图像融合在多种多传感器为基础的视觉系统中发挥着关键作用,特别是用于提高视觉质量和/或提取聚合特征以感知。然而,大多数现有方法只是将图像融合视为个人任务,从而忽视了它与这些后续视觉问题的潜在关系。此外,设计适当的融合架构往往需要巨大的工程劳动。它也缺乏机制来改善当前融合方法的灵活性和泛化能力。为了缓解这些问题,我们建立了一种任务引导、隐含搜索和元初始化(TIM)的深层模型,以在一个挑战性的现实世界场景中解决图像融合问题。具体来说,我们首先提出了一种约束策略,以从后续任务中引入信息,指导 unsupervised 的图像融合学习过程。在这个框架内,我们 then 设计了一种隐含搜索策略,以高效地自动发现我们的融合模型的紧凑架构。此外,我们还引入了一种基于 pretext 的元初始化技术,利用分化融合数据支持各种图像融合任务的快速适应。不同类别的图像融合问题和相关的后续任务(例如,视觉增强和语义理解)的定量和定性实验结果证实了我们的 TIM 的灵活性和有效性。源代码将在本 https URL 上提供。

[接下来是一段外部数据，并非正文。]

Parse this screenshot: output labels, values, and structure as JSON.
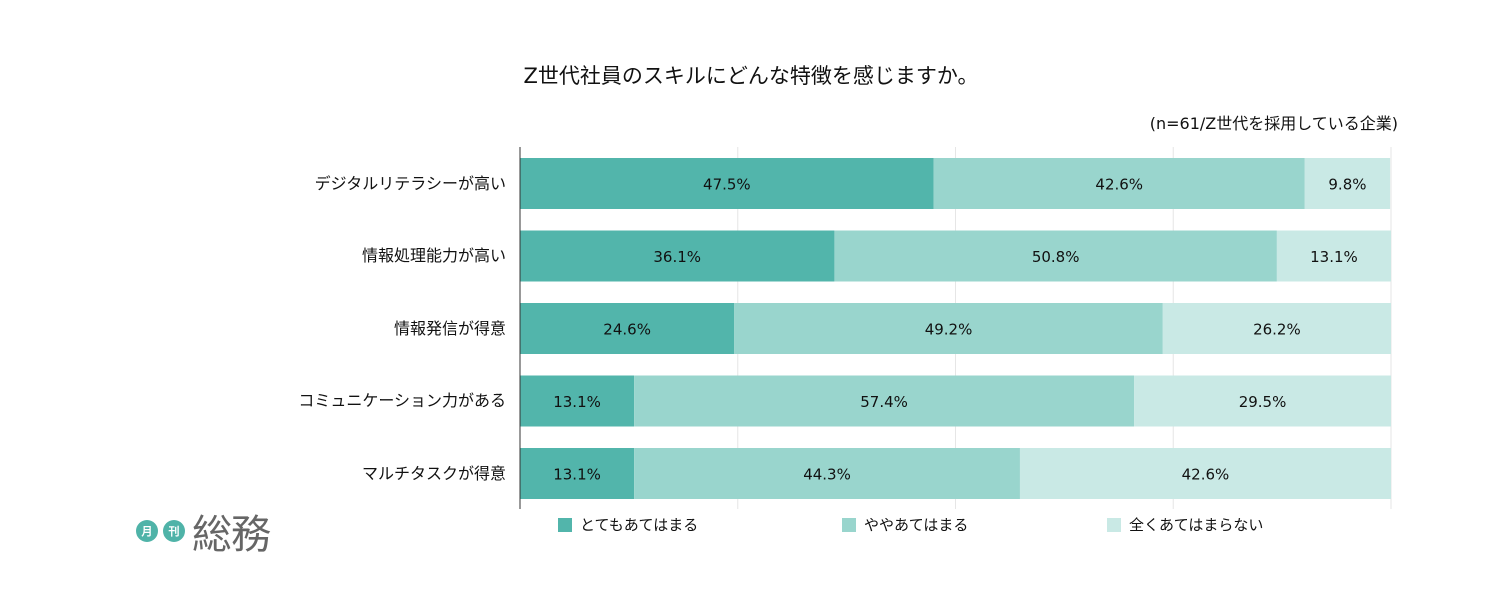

https://arxiv.org/abs/2305.15862
This paper proposes an unsupervised anomalous sound detection method using sound separation. In factory environments, background noise and non-objective sounds obscure desired machine sounds, making it challenging to detect anomalous sounds. Therefore, using sounds not mixed with background noise or non-purpose sounds in the detection system is desirable. We compared two versions of our proposed method, one using sound separation as a pre-processing step and the other using separation-based outlier exposure that uses the error between two separated sounds. Based on the assumption that differences in separation performance between normal and anomalous sounds affect detection results, a sound separation model specific to a particular product type was used in both versions. Experimental results indicate that the proposed method improved anomalous sound detection performance for all Machine IDs, achieving a maximum improvement of 39%.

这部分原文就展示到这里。